この辺りは土葬が主流になっているため、ルーラス・エルミナスが予定していた火葬を取りやめ、スコップを使って穴を掘る。
「‥‥村の方から血の臭いが漂っていますね。この様子では、もう既に‥‥」
険しい表情を浮かべながら、明信が落ち込んだ様子で視線を逸らす。
血の臭いを嗅いだだけでも、村人達の苦しむ姿が浮かぶため、だんだん辛い気持ちになってくる。
「ある程度、覚悟はしていましたが‥‥辛いですね」
亡骸の入った桶が入るだけの穴を掘り、ルーラスが寂しそうな表情を浮かべて溜息をつく。
村の状況が予想する事が出来るため、なるべく考えないようにして桶を運ぶ。
「みんなの分もお墓を作ってあげなきゃね。‥‥考えたくない事だけど」
溢れ出る涙を止める事さえ出来ないまま、北斗が墓地の中をゆっくりと歩いていく。
墓地のある場所は村から離れた場所にあるため、村人全員を埋めるだけのスペースはありそうである。
「やはり村人達の亡骸は火葬すべきではないでしょうか? ギルドで噂されていた不死者‥‥。きっと、壊滅した村人達の成れの果てだと思われます‥‥。依頼主に於いても、無念を抱いたままの憤死。現世に情を残せば‥‥幽魔として黄泉帰りましょう。無体とは思いますが‥‥安心して黄泉路に旅立ってもらうため‥‥」
村人の亡骸を弔い終え、シャクティがボソリと呟いた。
「わたくしもあなたの意見には賛成です。本来ならそうすべきだと思いますし‥‥。ですが、この辺りの風習を破ってまで火葬する事は良くないかも知れません」
桶の中に入った亡骸を見つめ、明信が悲しそうな表情を浮かべる。
簡単に結論を出す事が出来ないため、どちらが正しいとは言い切れない。
「‥‥仇はきっと取ります。迷わず成仏して下さい」
うまい言葉が見つからず、ルーラスが黙って両手を合わす。
村人達が現世に未練を持ったまま死人憑きにならないようにするためにも、元凶となっている山鬼線士達を倒さねばならない。

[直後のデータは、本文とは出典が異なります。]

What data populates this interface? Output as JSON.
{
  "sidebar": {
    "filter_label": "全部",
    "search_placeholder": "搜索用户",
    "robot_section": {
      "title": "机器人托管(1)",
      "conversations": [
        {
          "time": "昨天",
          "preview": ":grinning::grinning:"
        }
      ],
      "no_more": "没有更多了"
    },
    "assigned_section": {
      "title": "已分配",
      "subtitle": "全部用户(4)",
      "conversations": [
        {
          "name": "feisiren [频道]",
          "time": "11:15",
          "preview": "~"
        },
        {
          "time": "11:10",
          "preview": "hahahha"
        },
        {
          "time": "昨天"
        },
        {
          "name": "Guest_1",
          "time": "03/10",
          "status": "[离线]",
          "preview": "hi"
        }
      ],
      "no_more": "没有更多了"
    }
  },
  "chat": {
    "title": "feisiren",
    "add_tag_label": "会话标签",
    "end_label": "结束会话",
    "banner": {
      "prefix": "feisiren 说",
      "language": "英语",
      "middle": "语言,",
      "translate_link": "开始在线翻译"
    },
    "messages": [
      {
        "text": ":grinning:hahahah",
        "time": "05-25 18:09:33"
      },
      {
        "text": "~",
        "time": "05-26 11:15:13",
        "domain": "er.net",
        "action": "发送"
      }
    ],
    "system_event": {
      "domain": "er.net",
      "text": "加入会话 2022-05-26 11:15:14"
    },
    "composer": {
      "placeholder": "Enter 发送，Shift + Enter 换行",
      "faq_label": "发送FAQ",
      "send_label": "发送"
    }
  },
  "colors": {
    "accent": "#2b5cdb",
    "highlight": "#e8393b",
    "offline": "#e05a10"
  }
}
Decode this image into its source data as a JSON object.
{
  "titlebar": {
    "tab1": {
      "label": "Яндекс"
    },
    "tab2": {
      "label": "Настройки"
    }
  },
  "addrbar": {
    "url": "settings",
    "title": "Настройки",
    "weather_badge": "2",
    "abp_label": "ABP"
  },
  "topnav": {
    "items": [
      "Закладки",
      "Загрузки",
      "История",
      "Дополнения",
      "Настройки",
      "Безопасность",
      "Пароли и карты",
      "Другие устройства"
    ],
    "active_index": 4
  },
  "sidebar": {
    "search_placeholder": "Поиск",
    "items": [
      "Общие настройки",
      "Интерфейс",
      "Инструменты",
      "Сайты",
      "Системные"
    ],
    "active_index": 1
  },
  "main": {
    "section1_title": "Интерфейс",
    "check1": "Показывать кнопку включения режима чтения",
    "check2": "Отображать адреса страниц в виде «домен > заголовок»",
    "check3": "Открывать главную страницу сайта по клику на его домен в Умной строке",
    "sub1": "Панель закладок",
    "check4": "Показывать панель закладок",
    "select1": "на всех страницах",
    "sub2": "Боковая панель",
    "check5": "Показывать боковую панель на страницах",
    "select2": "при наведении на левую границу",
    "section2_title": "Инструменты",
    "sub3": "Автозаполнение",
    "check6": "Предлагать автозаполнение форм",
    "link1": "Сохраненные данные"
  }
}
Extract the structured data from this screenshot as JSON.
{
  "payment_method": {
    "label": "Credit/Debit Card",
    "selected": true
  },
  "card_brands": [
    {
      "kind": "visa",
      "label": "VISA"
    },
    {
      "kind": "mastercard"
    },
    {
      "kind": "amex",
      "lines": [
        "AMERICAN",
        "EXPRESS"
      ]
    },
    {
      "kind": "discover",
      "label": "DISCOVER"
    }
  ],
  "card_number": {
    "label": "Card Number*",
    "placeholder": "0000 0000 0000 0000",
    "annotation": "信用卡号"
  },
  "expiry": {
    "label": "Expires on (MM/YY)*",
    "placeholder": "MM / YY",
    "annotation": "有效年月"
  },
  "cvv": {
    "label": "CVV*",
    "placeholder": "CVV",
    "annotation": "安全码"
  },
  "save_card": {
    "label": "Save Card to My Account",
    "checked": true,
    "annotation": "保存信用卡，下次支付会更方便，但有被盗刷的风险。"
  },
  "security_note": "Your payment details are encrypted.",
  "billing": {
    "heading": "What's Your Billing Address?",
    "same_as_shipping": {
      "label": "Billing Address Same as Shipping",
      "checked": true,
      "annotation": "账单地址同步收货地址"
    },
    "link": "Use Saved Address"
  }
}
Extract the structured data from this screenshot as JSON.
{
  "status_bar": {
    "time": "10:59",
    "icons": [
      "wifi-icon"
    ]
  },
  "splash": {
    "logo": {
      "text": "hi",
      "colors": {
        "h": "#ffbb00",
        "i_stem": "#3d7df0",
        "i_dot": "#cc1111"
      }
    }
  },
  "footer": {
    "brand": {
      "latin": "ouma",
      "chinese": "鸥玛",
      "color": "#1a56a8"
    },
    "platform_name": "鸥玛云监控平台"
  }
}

「‥‥分かりました。色々と心配な事はありますが、村人達の亡骸は土葬する事にしておきましょう」
納得した様子で頷きながら、シャクティが墓に近づき両手を合わす。
村人の魂が安らかに眠れる事を強く願い‥‥。
「‥‥この様子だと、生存者はいないようですね」
辺りに転がる村人達の亡骸を見つめ、美芳野ひなた(ea1856)が汗を流す。
村の中は血の臭いで充満しており、息をするのも辛いほどだ。
「落ち着いたら彼らの亡骸も埋葬しなければなりませんね。こんな場所に野ざらしじゃ、彼らだって浮かばれません」
玉藻復活時の那須藩での惨状と、傷ついた人々を救えなかった自分の不甲斐無さを思い出し、風御凪(ea3546)が山鬼戦士に対して怒りで肩を震わせ、ブレスセンサーを使って辺りを睨む。
山鬼線士達の気配は貯蔵庫のある方から感じられ、凪がひなたに合図を送り警戒した様子で近づいていく。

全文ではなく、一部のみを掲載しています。